Kernel 2.6.39 released on Wed, 18 May 2011.
Summary: EXT4 SMP scalability improvements, increase of the initial TCP congestion window, a new architecture called Unicore-32, a feature that allows the creation of groups of network resources called IPset, Btrfs updates, a feature that allows to store crash information in firmware to recover it after a reboot, open-by-handle syscalls, perf updates, and many other small changes and new drivers.
- Prominent features (the cool stuff)
- Drivers and architectures
- CPU scheduler
- Memory management
- File systems
1. Prominent features (the cool stuff)
1.1. Ext4 SMP scalability
In 2.6.37, huge Ext4 scalability improvements were merged and mentioned in the changelog. But this feature was not ready for prime time and had been disabled in source before the release - something that the changelog didn't mention. In this release it has been enabled by default. This is the text from the previous changelog:
"In this release Ext4 will use the "bio" layer directly instead of the intermediate "buffer" layer. The "bio" layer (alias for Block I/O: it's the part of the kernel that sends the requests to the IO/O scheduler) was one of the first features merged in the Linux 2.5.1 kernel. The buffer layer has a lot of performance and SMP scalability issues that will get solved with this port. A FFSB benchmark in a 48 core AMD box using a 24 SAS-disk hardware RAID array with 192 simultaneous ffsb threads speeds up by 300% (400% disabling journaling), while reducing CPU usage by a factor of 3-4"
1.2. TCP: Increase the initial congestion window to 10 packets
Recommended LWN article: Increasing the TCP initial congestion window
The initial congestion window of the Linux TCP stack has been increased to 10 packets, it should improve latencies.
Official IPset webpage: http://ipset.netfilter.org/
IPset allows the creation of groups of network resources (IPv4/v6 addresses, TCP/UDP port numbers, IP-MAC address pairs, IP-port number pairs, etc), called "IP sets", then you can use those sets to define Netfilter/iptables rules. These sets are much more lookup-efficient than bare iptables rules, but may come with a greater memory footprint. Different storage algorithms (for the data structures in memory) are provided in ipset for the user to select an optimum solution. IPset has been available for some time in the xtables-addons patches and is now being included in the Linux tree.
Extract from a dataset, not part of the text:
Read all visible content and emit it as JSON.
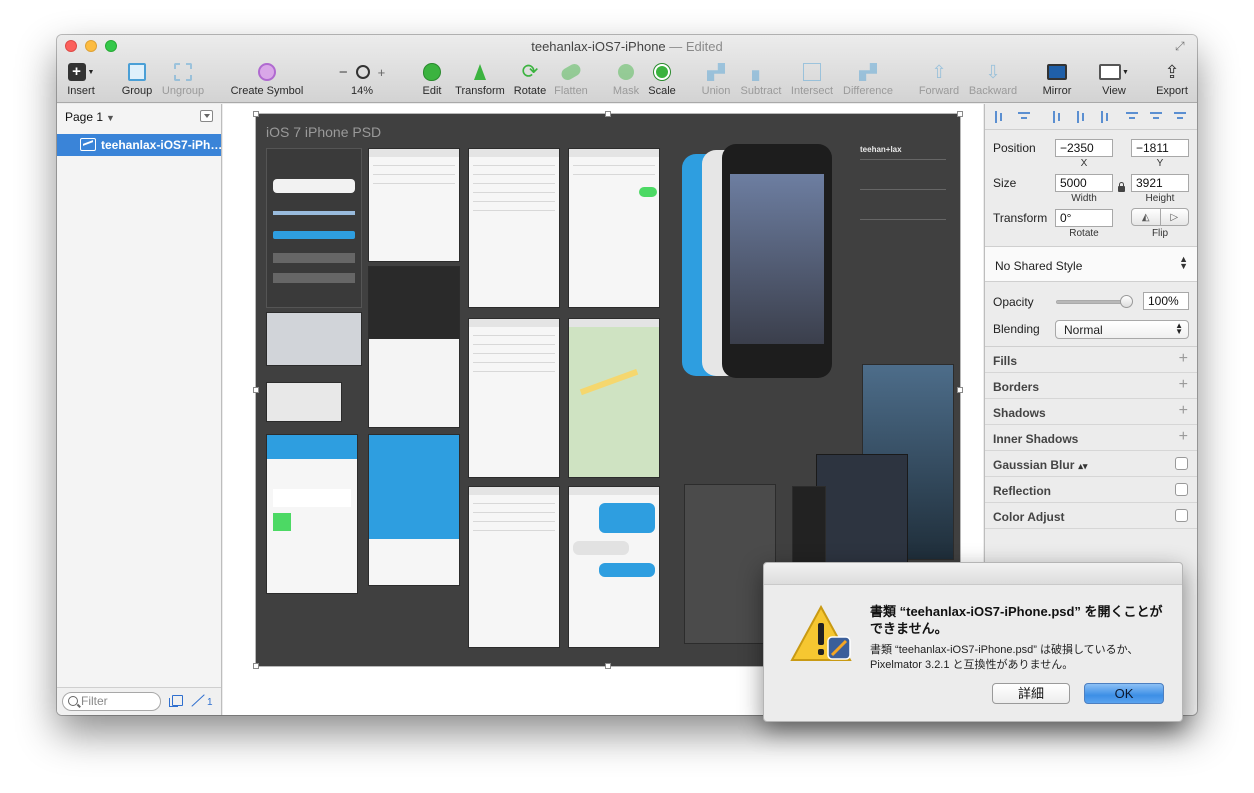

This tool is useful to do things like: store multiple IP addresses or port numbers and match against the collection by iptables at one swoop; dynamically update iptables rules against IP addresses or ports without performance penalty; express complex IP address and ports based rulesets with one single iptables rule and benefit from the speed of IP sets.
1.4. Btrfs updates
Btrfs allows different compression and copy-on-write settings for each file/directory (in addition to the per-filesystem controls). There is also the usual round of minor speedups, and tracepoints for runtime analysis.
1.5. Pstore: storing crash information across a reboot
Recommended LWN article: Persistent storage for a kernel's "dying breath"
Pstore is a filesystem interface that allows to store and recover crash information across a reboot storing it in places like the ERST, a mechanism specified by ACPI that allows saving and retrieving hardware error information to and from a non-volatile location (like flash).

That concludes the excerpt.